Yesterday, Richard Terrell at Critical-Gaming posted about the genius of slowdown. In the post, he discusses the slowing down some games display in complex scenes due to hardware limitations. Terrell writes:
The benefits for the slower gameplay are the same as with bullet time. When the game is slowed down, the player has additional time to process and analyze the game. But unlike bullet time, the amount of slowdown that occurs is directly proportional to the amount of in game “chaos” on screen. Like the smart slow-mo from Perfect Dark that activates when two players in a multiplayer match move within a certain proximity of each other, slowdown makes the game time relative to action and position.

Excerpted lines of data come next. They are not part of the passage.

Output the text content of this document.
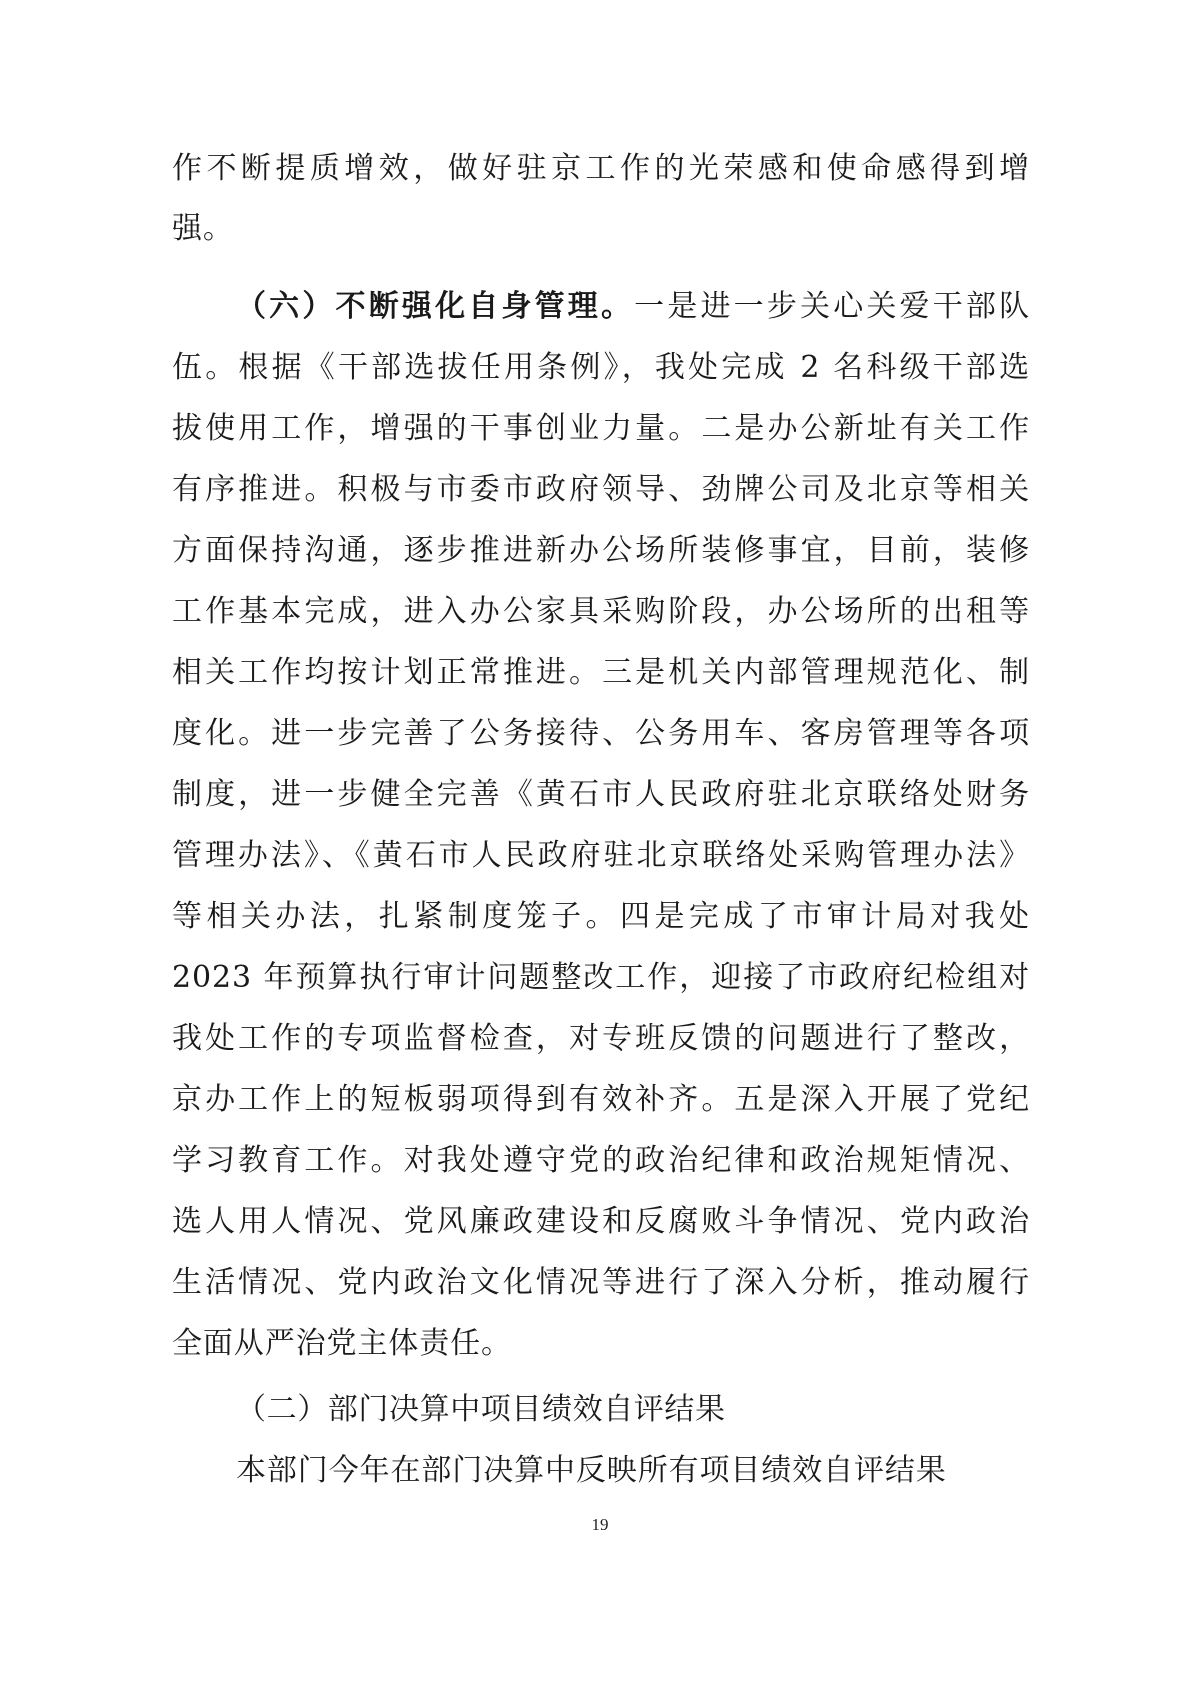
作不断提质增效，做好驻京工作的光荣感和使命感得到增
强。
（六）不断强化自身管理。一是进一步关心关爱干部队
伍。根据《干部选拔任用条例》，我处完成 2 名科级干部选
拔使用工作，增强的干事创业力量。二是办公新址有关工作
有序推进。积极与市委市政府领导、劲牌公司及北京等相关
方面保持沟通，逐步推进新办公场所装修事宜，目前，装修
工作基本完成，进入办公家具采购阶段，办公场所的出租等
相关工作均按计划正常推进。三是机关内部管理规范化、制
度化。进一步完善了公务接待、公务用车、客房管理等各项
制度，进一步健全完善《黄石市人民政府驻北京联络处财务
管理办法》、《黄石市人民政府驻北京联络处采购管理办法》
等相关办法，扎紧制度笼子。四是完成了市审计局对我处
2023 年预算执行审计问题整改工作，迎接了市政府纪检组对
我处工作的专项监督检查，对专班反馈的问题进行了整改，
京办工作上的短板弱项得到有效补齐。五是深入开展了党纪
学习教育工作。对我处遵守党的政治纪律和政治规矩情况、
选人用人情况、党风廉政建设和反腐败斗争情况、党内政治
生活情况、党内政治文化情况等进行了深入分析，推动履行
全面从严治党主体责任。
（二）部门决算中项目绩效自评结果
本部门今年在部门决算中反映所有项目绩效自评结果
19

Slowdown like Terrell describes was far more common on older consoles of the SNES era or earlier. Typically, when a large number of enemies or other sprites were on the screen at once, the game itself would slow down as the console churned to keep up with the graphics. Examples are the slowdown that occurred in some Zelda games when healing fairies filled the screen with a ring of hearts, or the lag that happened in early Megaman games when there were more than a handful of enemies and projectiles visible. As Terrell points out, these slowdowns aren’t just unintended errors. They connect the player to the medium, in a similar way to the oddities in Mark Z. Danielewski’s book House of Leaves connect its readers to the medium of the book.